Alfalfa Hay: Even though I haven't tried Alfalfa hay, it's considered a big no-no. Alfalfa is too high in protein, and has been shown to cause kidney problems in most rabbits that eat it continuously. Most feeds are Alfalfa-based, which is completely fine. Alfalfa-based pellets are really why we wouldn't feed Alfalfa hay. It's just too much for the rabbit's digestive system. If you feed a Timothy-based pellet, then Alfalfa hay in small amounts would be O.K.
WHERE TO BUY HAY
Pet Stores: Pet store hay is generally older, dusty, and close to molding. However, I used to get my hay at a pet store, and they have a ton of varieties and sizes to fit your needs. It's generally the most expensive way to buy hay. If you live nowhere near a feed store, though, this may be your only option.
Feed Stores: Many local feed stores will sell different varieties of hay for really cheap. The only problem is that it's sold by the bale - and often, you can't break down the bale. A 120lb bale of hay isn't easily stored. It would also go bad way before it was gone if you just have a single rabbit. It's still a good idea to look into it, because this is usually the best quality of hay you can find.
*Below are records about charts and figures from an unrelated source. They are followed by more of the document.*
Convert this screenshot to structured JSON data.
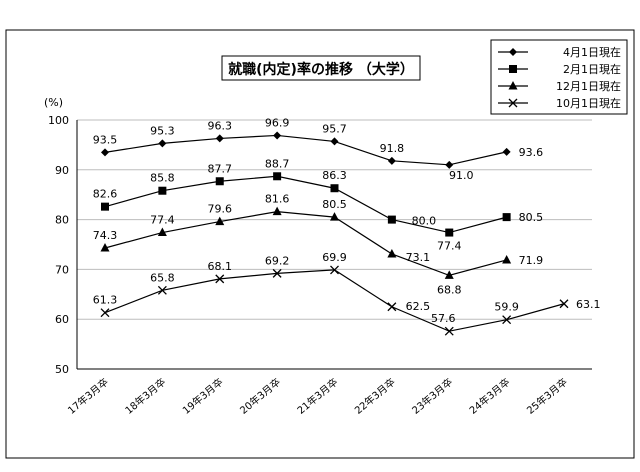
{
  "chart_data": {
    "type": "line",
    "title": "就職(内定)率の推移 （大学）",
    "ylabel": "(%)",
    "xlabel": "",
    "ylim": [
      50,
      100
    ],
    "yticks": [
      50,
      60,
      70,
      80,
      90,
      100
    ],
    "categories": [
      "17年3月卒",
      "18年3月卒",
      "19年3月卒",
      "20年3月卒",
      "21年3月卒",
      "22年3月卒",
      "23年3月卒",
      "24年3月卒",
      "25年3月卒"
    ],
    "grid": "horizontal",
    "legend_position": "top-right",
    "series": [
      {
        "name": "4月1日現在",
        "marker": "diamond",
        "values": [
          93.5,
          95.3,
          96.3,
          96.9,
          95.7,
          91.8,
          91.0,
          93.6,
          null
        ]
      },
      {
        "name": "2月1日現在",
        "marker": "square",
        "values": [
          82.6,
          85.8,
          87.7,
          88.7,
          86.3,
          80.0,
          77.4,
          80.5,
          null
        ]
      },
      {
        "name": "12月1日現在",
        "marker": "triangle",
        "values": [
          74.3,
          77.4,
          79.6,
          81.6,
          80.5,
          73.1,
          68.8,
          71.9,
          null
        ]
      },
      {
        "name": "10月1日現在",
        "marker": "cross",
        "values": [
          61.3,
          65.8,
          68.1,
          69.2,
          69.9,
          62.5,
          57.6,
          59.9,
          63.1
        ]
      }
    ]
  }
}
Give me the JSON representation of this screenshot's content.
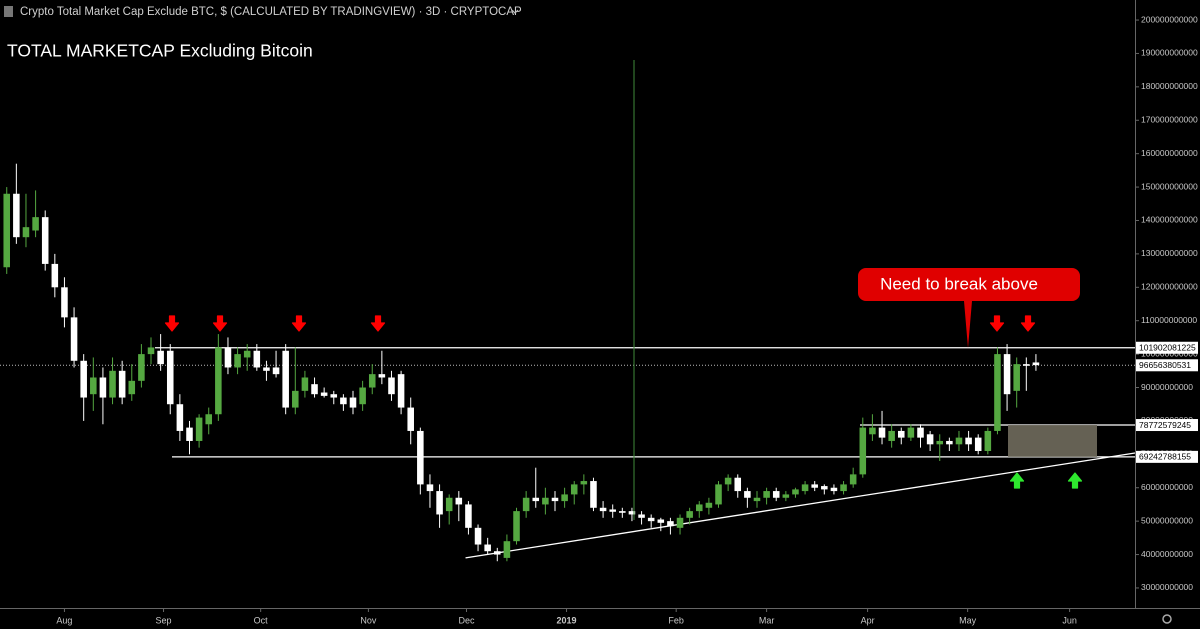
{
  "chart_data": {
    "type": "candlestick",
    "header": "Crypto Total Market Cap Exclude BTC, $ (CALCULATED BY TRADINGVIEW) · 3D · CRYPTOCAP",
    "title": "TOTAL MARKETCAP Excluding Bitcoin",
    "annotation": "Need to break above",
    "up_color": "#55a841",
    "down_color": "#ffffff",
    "xlim": [
      -0.7,
      117.3
    ],
    "xticks": [
      {
        "value": 6.0,
        "label": "Aug"
      },
      {
        "value": 16.3,
        "label": "Sep"
      },
      {
        "value": 26.4,
        "label": "Oct"
      },
      {
        "value": 37.6,
        "label": "Nov"
      },
      {
        "value": 47.8,
        "label": "Dec"
      },
      {
        "value": 58.2,
        "label": "2019"
      },
      {
        "value": 69.6,
        "label": "Feb"
      },
      {
        "value": 79.0,
        "label": "Mar"
      },
      {
        "value": 89.5,
        "label": "Apr"
      },
      {
        "value": 99.9,
        "label": "May"
      },
      {
        "value": 110.5,
        "label": "Jun"
      }
    ],
    "ylim": [
      24000000000.0,
      206000000000.0
    ],
    "yticks": [
      30000000000.0,
      40000000000.0,
      50000000000.0,
      60000000000.0,
      70000000000.0,
      80000000000.0,
      90000000000.0,
      100000000000.0,
      110000000000.0,
      120000000000.0,
      130000000000.0,
      140000000000.0,
      150000000000.0,
      160000000000.0,
      170000000000.0,
      180000000000.0,
      190000000000.0,
      200000000000.0
    ],
    "levels": [
      101902081225,
      96656380531,
      78772579245,
      69242788155
    ],
    "trendline": {
      "x": [
        47.7,
        117.3
      ],
      "y": [
        39000000000.0,
        70400000000.0
      ]
    },
    "open": [
      126000000000.0,
      148000000000.0,
      135000000000.0,
      137000000000.0,
      141000000000.0,
      127000000000.0,
      120000000000.0,
      111000000000.0,
      98000000000.0,
      88000000000.0,
      93000000000.0,
      87000000000.0,
      95000000000.0,
      88000000000.0,
      92000000000.0,
      100000000000.0,
      101000000000.0,
      101000000000.0,
      85000000000.0,
      78000000000.0,
      74000000000.0,
      79000000000.0,
      82000000000.0,
      102000000000.0,
      96000000000.0,
      99000000000.0,
      101000000000.0,
      96000000000.0,
      96000000000.0,
      101000000000.0,
      84000000000.0,
      89000000000.0,
      91000000000.0,
      88500000000.0,
      88000000000.0,
      87000000000.0,
      87000000000.0,
      85000000000.0,
      90000000000.0,
      94000000000.0,
      93000000000.0,
      94000000000.0,
      84000000000.0,
      77000000000.0,
      61000000000.0,
      59000000000.0,
      53000000000.0,
      57000000000.0,
      55000000000.0,
      48000000000.0,
      43000000000.0,
      41000000000.0,
      39000000000.0,
      44000000000.0,
      53000000000.0,
      57000000000.0,
      55000000000.0,
      57000000000.0,
      56000000000.0,
      58000000000.0,
      61000000000.0,
      62000000000.0,
      54000000000.0,
      53500000000.0,
      53000000000.0,
      53000000000.0,
      52000000000.0,
      51000000000.0,
      50500000000.0,
      50000000000.0,
      48000000000.0,
      51000000000.0,
      53000000000.0,
      54000000000.0,
      55000000000.0,
      61000000000.0,
      63000000000.0,
      59000000000.0,
      56000000000.0,
      57000000000.0,
      59000000000.0,
      57000000000.0,
      58000000000.0,
      59000000000.0,
      61000000000.0,
      60500000000.0,
      60000000000.0,
      59000000000.0,
      61000000000.0,
      64000000000.0,
      76000000000.0,
      78000000000.0,
      74000000000.0,
      77000000000.0,
      75000000000.0,
      78000000000.0,
      76000000000.0,
      73000000000.0,
      74000000000.0,
      73000000000.0,
      75000000000.0,
      75000000000.0,
      71000000000.0,
      77000000000.0,
      100000000000.0,
      89000000000.0,
      97000000000.0,
      97500000000.0
    ],
    "high": [
      150000000000.0,
      157000000000.0,
      148000000000.0,
      149000000000.0,
      143000000000.0,
      130000000000.0,
      123000000000.0,
      114000000000.0,
      100000000000.0,
      99000000000.0,
      96000000000.0,
      99000000000.0,
      98000000000.0,
      97000000000.0,
      103000000000.0,
      105000000000.0,
      106000000000.0,
      103000000000.0,
      88000000000.0,
      80000000000.0,
      82000000000.0,
      84000000000.0,
      106000000000.0,
      105000000000.0,
      102000000000.0,
      103000000000.0,
      103000000000.0,
      98000000000.0,
      101000000000.0,
      103000000000.0,
      102000000000.0,
      95000000000.0,
      93000000000.0,
      90000000000.0,
      89000000000.0,
      88000000000.0,
      89000000000.0,
      92000000000.0,
      97000000000.0,
      101000000000.0,
      95000000000.0,
      95000000000.0,
      87000000000.0,
      78000000000.0,
      64000000000.0,
      61000000000.0,
      58000000000.0,
      59000000000.0,
      56000000000.0,
      49000000000.0,
      45000000000.0,
      42000000000.0,
      46000000000.0,
      54000000000.0,
      59000000000.0,
      66000000000.0,
      60000000000.0,
      59000000000.0,
      60000000000.0,
      62000000000.0,
      64000000000.0,
      63000000000.0,
      56000000000.0,
      55000000000.0,
      54000000000.0,
      54000000000.0,
      53000000000.0,
      52000000000.0,
      51000000000.0,
      51000000000.0,
      52000000000.0,
      54000000000.0,
      56000000000.0,
      57000000000.0,
      62000000000.0,
      64000000000.0,
      64000000000.0,
      60000000000.0,
      59000000000.0,
      60000000000.0,
      60000000000.0,
      59000000000.0,
      60000000000.0,
      62000000000.0,
      62000000000.0,
      61000000000.0,
      61000000000.0,
      62000000000.0,
      66000000000.0,
      81000000000.0,
      82000000000.0,
      83000000000.0,
      79000000000.0,
      78000000000.0,
      79000000000.0,
      79000000000.0,
      77000000000.0,
      76000000000.0,
      75000000000.0,
      77000000000.0,
      77000000000.0,
      76000000000.0,
      78000000000.0,
      102000000000.0,
      103000000000.0,
      99000000000.0,
      99000000000.0,
      100000000000.0
    ],
    "low": [
      124000000000.0,
      133000000000.0,
      132000000000.0,
      135000000000.0,
      125000000000.0,
      117000000000.0,
      108000000000.0,
      96000000000.0,
      80000000000.0,
      83000000000.0,
      79000000000.0,
      85000000000.0,
      85000000000.0,
      86000000000.0,
      90000000000.0,
      97000000000.0,
      95000000000.0,
      82000000000.0,
      74000000000.0,
      70000000000.0,
      72000000000.0,
      76000000000.0,
      80000000000.0,
      94000000000.0,
      94000000000.0,
      95000000000.0,
      95000000000.0,
      92000000000.0,
      93000000000.0,
      82000000000.0,
      82000000000.0,
      87000000000.0,
      87000000000.0,
      87000000000.0,
      85000000000.0,
      83000000000.0,
      82000000000.0,
      83000000000.0,
      88000000000.0,
      91000000000.0,
      86000000000.0,
      82000000000.0,
      73000000000.0,
      58000000000.0,
      54000000000.0,
      48000000000.0,
      49000000000.0,
      50000000000.0,
      46000000000.0,
      41000000000.0,
      40000000000.0,
      38000000000.0,
      38000000000.0,
      43000000000.0,
      51000000000.0,
      54000000000.0,
      52000000000.0,
      53000000000.0,
      54000000000.0,
      55000000000.0,
      58000000000.0,
      53000000000.0,
      51000000000.0,
      51000000000.0,
      51000000000.0,
      50000000000.0,
      49000000000.0,
      48000000000.0,
      47000000000.0,
      46000000000.0,
      46000000000.0,
      49000000000.0,
      51000000000.0,
      52000000000.0,
      54000000000.0,
      59000000000.0,
      57000000000.0,
      54000000000.0,
      54000000000.0,
      55000000000.0,
      56000000000.0,
      56000000000.0,
      57000000000.0,
      58000000000.0,
      59000000000.0,
      58000000000.0,
      58000000000.0,
      58000000000.0,
      60000000000.0,
      63000000000.0,
      74000000000.0,
      73000000000.0,
      72000000000.0,
      73000000000.0,
      74000000000.0,
      72000000000.0,
      71000000000.0,
      68000000000.0,
      71000000000.0,
      71000000000.0,
      71000000000.0,
      70000000000.0,
      70000000000.0,
      76000000000.0,
      83000000000.0,
      84000000000.0,
      89000000000.0,
      95000000000.0
    ],
    "close": [
      148000000000.0,
      135000000000.0,
      138000000000.0,
      141000000000.0,
      127000000000.0,
      120000000000.0,
      111000000000.0,
      98000000000.0,
      87000000000.0,
      93000000000.0,
      87000000000.0,
      95000000000.0,
      87000000000.0,
      92000000000.0,
      100000000000.0,
      102000000000.0,
      97000000000.0,
      85000000000.0,
      77000000000.0,
      74000000000.0,
      81000000000.0,
      82000000000.0,
      102000000000.0,
      96000000000.0,
      100000000000.0,
      101000000000.0,
      96000000000.0,
      95000000000.0,
      94000000000.0,
      84000000000.0,
      89000000000.0,
      93000000000.0,
      88000000000.0,
      87500000000.0,
      87000000000.0,
      85000000000.0,
      84000000000.0,
      90000000000.0,
      94000000000.0,
      93000000000.0,
      88000000000.0,
      84000000000.0,
      77000000000.0,
      61000000000.0,
      59000000000.0,
      52000000000.0,
      57000000000.0,
      55000000000.0,
      48000000000.0,
      43000000000.0,
      41000000000.0,
      40000000000.0,
      44000000000.0,
      53000000000.0,
      57000000000.0,
      56000000000.0,
      57000000000.0,
      56000000000.0,
      58000000000.0,
      61000000000.0,
      62000000000.0,
      54000000000.0,
      53000000000.0,
      52800000000.0,
      52500000000.0,
      52000000000.0,
      51000000000.0,
      50000000000.0,
      49500000000.0,
      48500000000.0,
      51000000000.0,
      53000000000.0,
      55000000000.0,
      55500000000.0,
      61000000000.0,
      63000000000.0,
      59000000000.0,
      57000000000.0,
      57000000000.0,
      59000000000.0,
      57000000000.0,
      58000000000.0,
      59500000000.0,
      61000000000.0,
      60000000000.0,
      59500000000.0,
      59000000000.0,
      61000000000.0,
      64000000000.0,
      78000000000.0,
      78000000000.0,
      75000000000.0,
      77000000000.0,
      75000000000.0,
      78000000000.0,
      75000000000.0,
      73000000000.0,
      74000000000.0,
      73000000000.0,
      75000000000.0,
      73000000000.0,
      71000000000.0,
      77000000000.0,
      100000000000.0,
      88000000000.0,
      97000000000.0,
      96500000000.0,
      96700000000.0
    ]
  }
}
A Local Farmer: If you live in the country, this is also something to look into. Many farmers could sell you a few pounds of hay for very cheap if they grow hay or raise horses. Of course, if you live in the city, like me, this isn't an option.
Online: I buy my hay here but it's really expensive. I'm going to start buying at our feed store, but as of right now, we don't have anywhere to put 120lbs of hay! The Bunny Bytes hay is very fresh, because it's made in WA, but even though I'm so close to the facility, it still costs just as much as the hay to ship to my door.